Taki Taki

My Swiss Shangri-La

[Photo: Ziga Plahutar]


As everyone knows, snobbery is nothing but bad manners passing itself off as good taste. Past American society dames were terrible snobs, until they met their French and British counterparts, who put them in their place. I’m not going to mention any names because most of them are dead, but looking around me up here in the Alps I’ve seen some new horrors, money snobs who promise to make the older type look like nuns.

Mind you, I’m quite snobby myself when it comes to nouveaux riches with bad manners. As Yogi Berra remarked: ‘You can observe a lot just by watching.’ What I see here in Gstaad is a classless society, where the locals are proud to be called peasants while new arrivals feel confused at the lack of an upside-down social structure. This is good old Helvetia, where a farmer is more appreciated than a banker, and I particularly like it in the summer when the wife cuts the grass while the hubby rides the tractor. The richest local is a friend of mine, and he got started as a ski instructor. He also conquered Everest, but has remained the same – unassuming as hell and as pleasant as he was when he was teaching spoiled brats how to turn around a mogul.

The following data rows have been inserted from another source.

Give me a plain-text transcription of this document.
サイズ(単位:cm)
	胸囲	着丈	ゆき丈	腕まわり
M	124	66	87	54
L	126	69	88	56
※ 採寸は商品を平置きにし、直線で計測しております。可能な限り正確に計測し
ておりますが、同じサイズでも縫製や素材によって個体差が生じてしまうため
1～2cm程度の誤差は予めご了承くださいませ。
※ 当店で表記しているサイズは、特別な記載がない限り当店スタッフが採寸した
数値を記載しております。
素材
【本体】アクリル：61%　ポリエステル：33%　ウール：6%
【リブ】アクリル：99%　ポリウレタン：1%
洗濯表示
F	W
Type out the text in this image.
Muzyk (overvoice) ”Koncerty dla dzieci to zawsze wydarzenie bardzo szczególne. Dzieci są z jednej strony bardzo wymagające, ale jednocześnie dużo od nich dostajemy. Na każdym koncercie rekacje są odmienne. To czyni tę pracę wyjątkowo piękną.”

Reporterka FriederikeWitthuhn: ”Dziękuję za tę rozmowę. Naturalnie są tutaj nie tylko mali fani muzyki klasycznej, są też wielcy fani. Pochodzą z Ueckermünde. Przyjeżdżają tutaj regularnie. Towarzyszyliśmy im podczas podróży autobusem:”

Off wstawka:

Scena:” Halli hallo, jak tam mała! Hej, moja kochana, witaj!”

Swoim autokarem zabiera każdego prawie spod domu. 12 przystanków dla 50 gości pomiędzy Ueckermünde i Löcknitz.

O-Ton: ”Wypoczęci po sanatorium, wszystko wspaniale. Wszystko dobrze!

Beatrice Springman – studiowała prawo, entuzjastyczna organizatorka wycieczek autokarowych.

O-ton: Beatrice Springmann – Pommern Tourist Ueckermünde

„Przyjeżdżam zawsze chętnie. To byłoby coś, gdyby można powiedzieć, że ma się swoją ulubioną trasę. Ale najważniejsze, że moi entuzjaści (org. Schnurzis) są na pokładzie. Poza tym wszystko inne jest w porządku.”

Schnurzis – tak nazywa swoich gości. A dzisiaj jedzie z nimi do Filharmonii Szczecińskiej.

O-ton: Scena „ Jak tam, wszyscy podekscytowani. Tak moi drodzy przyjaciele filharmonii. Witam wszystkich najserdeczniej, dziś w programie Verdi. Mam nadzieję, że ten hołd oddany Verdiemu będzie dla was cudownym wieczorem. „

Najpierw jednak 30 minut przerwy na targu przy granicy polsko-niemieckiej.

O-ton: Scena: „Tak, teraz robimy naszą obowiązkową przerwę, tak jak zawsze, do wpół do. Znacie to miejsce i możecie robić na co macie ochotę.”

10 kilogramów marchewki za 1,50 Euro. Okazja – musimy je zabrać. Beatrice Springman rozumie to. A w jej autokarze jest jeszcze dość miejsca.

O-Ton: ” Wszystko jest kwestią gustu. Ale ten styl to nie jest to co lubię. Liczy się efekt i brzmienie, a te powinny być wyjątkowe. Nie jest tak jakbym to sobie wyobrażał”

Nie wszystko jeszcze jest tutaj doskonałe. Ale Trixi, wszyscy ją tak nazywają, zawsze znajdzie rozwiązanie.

He also got me out of a jam when, 30 years ago, I decided to build the largest chalet in the region and had the architects drill a hole on a mountainside that could fit the village of Gstaad inside it. But I didn’t like the location, 15 klicks west of Gstaad, which meant 30 kilometres in the morning to lunch at the Eagle, and another 30 at night to go drinking at the GreenGo. After I’d changed my mind, the mess I had created was given a name, Taki’s Hole, and people would actually visit the place and say terrible things about it.